I live in the land of SEPTA. The closest bus stop is over a mile away and not simple to get to, especially in winter. It does not run very early or late (9 pm is the last inbound trip from closest rail station), and on saturday the last trip is around 5 pm, no service sunday or holidays. Pretty useless unless you like waiting or not going at all. All of the rail lines run on about hourly schedules, with some gaps. A few more trains run in the "rush hour" peak times AM and PM. Service on rail lines has definitely gotten worse in the last 3 years, and a bus trip i used to use to get home from train on one specific trip is now cut far back and does notreach the train station, and the next bus after that is the last one of the night. Several trains have been cut back on the doylestown branch (i sometimes use SEPTA to go between newtown and doylestown). So, combining the cut back trains and the cut back bus, a 2 hour trip gets turned into a 4.5 hour trip, and that's if everything is running on time.

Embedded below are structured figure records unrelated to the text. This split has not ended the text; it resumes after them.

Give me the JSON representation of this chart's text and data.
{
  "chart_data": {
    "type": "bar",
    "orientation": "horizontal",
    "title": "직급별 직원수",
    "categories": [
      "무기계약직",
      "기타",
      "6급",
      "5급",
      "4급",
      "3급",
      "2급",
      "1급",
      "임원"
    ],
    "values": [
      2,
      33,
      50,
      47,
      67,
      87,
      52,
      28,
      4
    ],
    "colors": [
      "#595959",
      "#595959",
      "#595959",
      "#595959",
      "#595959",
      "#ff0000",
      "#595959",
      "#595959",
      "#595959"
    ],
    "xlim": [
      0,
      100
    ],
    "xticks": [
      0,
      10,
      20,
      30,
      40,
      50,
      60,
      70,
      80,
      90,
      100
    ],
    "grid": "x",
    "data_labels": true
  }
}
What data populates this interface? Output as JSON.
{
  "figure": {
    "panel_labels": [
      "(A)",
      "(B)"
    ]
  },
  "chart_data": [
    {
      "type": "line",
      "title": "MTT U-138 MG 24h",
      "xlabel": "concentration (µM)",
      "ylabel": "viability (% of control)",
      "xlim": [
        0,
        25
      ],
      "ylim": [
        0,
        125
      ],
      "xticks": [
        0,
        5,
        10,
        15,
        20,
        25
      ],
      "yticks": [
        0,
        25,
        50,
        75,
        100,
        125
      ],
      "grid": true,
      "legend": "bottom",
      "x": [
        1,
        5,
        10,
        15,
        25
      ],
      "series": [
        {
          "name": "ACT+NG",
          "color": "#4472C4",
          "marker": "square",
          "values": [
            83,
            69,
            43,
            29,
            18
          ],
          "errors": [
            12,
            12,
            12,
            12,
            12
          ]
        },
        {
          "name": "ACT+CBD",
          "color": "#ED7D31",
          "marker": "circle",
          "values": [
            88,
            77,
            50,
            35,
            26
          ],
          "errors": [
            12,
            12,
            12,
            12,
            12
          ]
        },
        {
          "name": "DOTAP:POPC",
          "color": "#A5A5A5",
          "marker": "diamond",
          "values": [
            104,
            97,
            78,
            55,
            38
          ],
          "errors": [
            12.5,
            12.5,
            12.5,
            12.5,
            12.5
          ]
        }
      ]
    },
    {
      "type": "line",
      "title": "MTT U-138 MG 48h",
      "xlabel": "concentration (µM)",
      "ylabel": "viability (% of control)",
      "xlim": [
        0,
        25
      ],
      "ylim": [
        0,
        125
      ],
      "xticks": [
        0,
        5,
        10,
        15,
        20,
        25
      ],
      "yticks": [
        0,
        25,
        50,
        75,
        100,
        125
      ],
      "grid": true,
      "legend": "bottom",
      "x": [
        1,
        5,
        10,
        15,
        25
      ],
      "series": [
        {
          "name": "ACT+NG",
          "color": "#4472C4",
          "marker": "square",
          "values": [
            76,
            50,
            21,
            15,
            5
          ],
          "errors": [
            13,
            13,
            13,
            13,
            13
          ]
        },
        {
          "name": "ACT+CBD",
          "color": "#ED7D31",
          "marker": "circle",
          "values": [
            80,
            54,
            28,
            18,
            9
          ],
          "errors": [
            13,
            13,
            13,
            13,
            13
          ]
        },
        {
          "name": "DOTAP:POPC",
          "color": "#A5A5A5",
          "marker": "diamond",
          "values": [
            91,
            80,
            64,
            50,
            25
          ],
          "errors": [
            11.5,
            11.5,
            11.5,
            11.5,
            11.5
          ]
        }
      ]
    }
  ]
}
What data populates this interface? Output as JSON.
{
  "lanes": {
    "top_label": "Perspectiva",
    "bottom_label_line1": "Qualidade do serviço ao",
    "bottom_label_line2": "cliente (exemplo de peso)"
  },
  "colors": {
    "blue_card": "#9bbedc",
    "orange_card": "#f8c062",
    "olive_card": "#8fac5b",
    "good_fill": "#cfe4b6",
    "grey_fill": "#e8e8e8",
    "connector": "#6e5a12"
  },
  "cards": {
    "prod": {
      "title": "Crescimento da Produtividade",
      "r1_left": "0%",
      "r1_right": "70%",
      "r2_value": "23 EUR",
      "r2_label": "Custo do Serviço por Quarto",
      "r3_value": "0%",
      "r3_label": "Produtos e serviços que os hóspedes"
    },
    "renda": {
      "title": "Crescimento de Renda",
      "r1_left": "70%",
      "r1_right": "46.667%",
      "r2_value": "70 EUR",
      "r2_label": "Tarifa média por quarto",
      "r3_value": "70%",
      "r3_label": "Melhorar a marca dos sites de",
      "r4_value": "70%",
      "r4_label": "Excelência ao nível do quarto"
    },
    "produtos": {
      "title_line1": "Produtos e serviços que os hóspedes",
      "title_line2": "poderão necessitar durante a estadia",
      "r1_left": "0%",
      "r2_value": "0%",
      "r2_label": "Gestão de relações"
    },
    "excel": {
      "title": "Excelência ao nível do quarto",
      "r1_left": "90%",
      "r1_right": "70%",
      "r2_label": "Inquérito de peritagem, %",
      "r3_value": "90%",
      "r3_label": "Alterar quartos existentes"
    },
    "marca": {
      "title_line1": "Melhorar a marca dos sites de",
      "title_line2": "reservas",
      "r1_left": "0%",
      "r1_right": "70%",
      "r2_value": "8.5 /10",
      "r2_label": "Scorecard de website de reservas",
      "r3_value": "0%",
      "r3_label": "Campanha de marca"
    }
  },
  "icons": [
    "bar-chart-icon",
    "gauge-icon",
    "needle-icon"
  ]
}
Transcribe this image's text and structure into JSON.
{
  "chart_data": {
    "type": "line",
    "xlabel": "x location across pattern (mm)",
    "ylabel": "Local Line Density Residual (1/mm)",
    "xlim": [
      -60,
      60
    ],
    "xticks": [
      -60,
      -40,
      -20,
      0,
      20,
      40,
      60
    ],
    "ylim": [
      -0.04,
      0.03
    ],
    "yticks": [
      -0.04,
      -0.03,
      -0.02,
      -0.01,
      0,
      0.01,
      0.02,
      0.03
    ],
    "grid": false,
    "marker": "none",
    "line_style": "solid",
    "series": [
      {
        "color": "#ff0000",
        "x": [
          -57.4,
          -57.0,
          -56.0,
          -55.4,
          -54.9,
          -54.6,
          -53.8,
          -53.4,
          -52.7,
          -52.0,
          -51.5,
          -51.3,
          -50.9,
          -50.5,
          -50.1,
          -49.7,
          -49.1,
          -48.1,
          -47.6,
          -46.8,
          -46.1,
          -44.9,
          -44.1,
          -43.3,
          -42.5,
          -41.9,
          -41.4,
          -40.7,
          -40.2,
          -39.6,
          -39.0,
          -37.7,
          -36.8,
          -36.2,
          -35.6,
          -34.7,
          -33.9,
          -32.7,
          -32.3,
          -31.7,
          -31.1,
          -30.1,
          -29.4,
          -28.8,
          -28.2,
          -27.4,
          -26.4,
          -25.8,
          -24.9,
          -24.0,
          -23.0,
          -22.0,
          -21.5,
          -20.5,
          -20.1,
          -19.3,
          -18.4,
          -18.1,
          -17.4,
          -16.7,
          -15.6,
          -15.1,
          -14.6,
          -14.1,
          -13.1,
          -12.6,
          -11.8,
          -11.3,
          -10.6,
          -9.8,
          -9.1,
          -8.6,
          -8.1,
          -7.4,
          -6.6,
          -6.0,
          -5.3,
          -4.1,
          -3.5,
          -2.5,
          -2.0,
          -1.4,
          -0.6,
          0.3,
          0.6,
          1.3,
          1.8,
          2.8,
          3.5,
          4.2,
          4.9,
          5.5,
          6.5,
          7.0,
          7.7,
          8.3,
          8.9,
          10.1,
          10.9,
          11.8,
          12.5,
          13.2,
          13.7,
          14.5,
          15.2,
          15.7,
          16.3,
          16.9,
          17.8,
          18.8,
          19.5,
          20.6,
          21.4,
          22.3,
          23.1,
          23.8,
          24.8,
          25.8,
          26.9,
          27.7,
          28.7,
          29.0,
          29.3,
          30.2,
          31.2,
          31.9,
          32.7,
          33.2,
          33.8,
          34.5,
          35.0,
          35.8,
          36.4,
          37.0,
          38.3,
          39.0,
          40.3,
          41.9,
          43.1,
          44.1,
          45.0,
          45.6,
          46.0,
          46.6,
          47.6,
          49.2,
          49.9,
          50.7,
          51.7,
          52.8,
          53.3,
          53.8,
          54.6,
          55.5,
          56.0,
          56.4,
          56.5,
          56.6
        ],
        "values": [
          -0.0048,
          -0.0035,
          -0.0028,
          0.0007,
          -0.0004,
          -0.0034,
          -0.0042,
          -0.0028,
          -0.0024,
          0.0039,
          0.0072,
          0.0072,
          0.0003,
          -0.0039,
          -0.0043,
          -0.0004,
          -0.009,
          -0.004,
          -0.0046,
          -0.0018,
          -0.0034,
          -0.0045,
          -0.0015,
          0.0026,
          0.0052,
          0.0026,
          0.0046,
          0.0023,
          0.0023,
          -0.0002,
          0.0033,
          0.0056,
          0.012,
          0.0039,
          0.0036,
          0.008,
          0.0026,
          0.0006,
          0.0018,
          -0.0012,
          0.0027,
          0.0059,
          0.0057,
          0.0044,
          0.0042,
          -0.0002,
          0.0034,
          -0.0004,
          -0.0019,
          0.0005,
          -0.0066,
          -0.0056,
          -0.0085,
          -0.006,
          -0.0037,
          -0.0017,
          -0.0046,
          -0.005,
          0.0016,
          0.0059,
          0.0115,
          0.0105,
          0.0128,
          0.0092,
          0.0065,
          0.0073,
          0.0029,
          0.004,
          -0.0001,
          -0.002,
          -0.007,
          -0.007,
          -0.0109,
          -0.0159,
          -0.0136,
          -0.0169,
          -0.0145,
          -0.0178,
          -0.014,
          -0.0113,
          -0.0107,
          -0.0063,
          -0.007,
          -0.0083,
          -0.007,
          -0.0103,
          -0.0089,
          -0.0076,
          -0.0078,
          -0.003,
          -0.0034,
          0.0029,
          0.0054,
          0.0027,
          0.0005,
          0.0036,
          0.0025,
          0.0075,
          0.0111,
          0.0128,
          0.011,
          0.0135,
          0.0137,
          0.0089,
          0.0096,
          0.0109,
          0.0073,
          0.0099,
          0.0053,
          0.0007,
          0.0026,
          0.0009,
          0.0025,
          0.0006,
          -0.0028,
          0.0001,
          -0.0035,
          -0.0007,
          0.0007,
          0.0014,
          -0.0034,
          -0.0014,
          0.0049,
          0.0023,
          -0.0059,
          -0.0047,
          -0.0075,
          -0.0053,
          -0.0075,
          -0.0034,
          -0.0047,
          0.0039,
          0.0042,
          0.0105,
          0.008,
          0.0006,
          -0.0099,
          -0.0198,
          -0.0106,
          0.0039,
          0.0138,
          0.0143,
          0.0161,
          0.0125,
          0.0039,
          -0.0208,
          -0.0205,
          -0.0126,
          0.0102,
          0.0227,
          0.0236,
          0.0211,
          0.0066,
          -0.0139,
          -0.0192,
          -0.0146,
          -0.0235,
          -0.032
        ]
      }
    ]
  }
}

There is an unfunded bus route directly between newtown and doylestown that would actually run feet from my house, but i doubt it will ever actually see funding. It would cut that 3 hour one way trip (4.5 back if you miss that train) down to an hour at most. A 6 hour round trip into a 2 hour round trip not funded, yep, that's SEPTA.
I can't wait for the next pint of good chocolate milk after a long ride.
So ... I've been using the new bus route for a little while now. I walk through a treed school-yard/reserve overlooking the bay, listening to the birds singing, on my way to my bus stop. The route is longer than my previous route, but has some nice views along the way. If I get one of the good drivers, we sail into the city ... if I get one of the less skilled drivers the trip isn't quite as pleasant. Fortunately, I've had more good drivers than not.
The route home has been a bit more of a challenge ... it's taken me a few tries to find a bus that works for me. Today, I somehow managed to catch a bus that took me along one of the local beaches. That was nice. I'll have to see if I can catch that one again.
I usually just read on the bus, since I don't have to worry about getting off at the right stop. But I always make sure I'm looking out the window when we cross the Willamette River. Pretty stuff.
Falls City, OR
1993 Rocky Mountain Fusion
2012 Fargo 2
I live on the Maryland side of D.C. and use the Metro Bus, Montgomery County's Ride On bus system, and the Metro rail when adverse weather prohibits a bike ride. I think $4.55 is the highest combination I pay for a one way trip to downtown D.C. where I work. On the low end it's about $3.85 per trip. A trip take about an hour and ten minutes to an hour and twenty minutes depending on whether it's a weekday or a weekend and if I connect to a bus or a train. Bicycling the route takes forty-five minutes, a disappointing forty-three if I push it. Public transportation in D.C. sometimes catches a bad rap, and not entirely without reason, but I think it is a great system. It certainly is easier to be car free when it is accessible. Today for example they were predicting three inches of rain and had issued flood warnings. Although it hasn't turned out that bad, it still would have been a very soggy commute.
People are broad-minded. They'll accept the fact that a person can be an alcoholic, a dope fiend, a wife beater and even a newspaperman, but if a man doesn't drive, there's something wrong with him.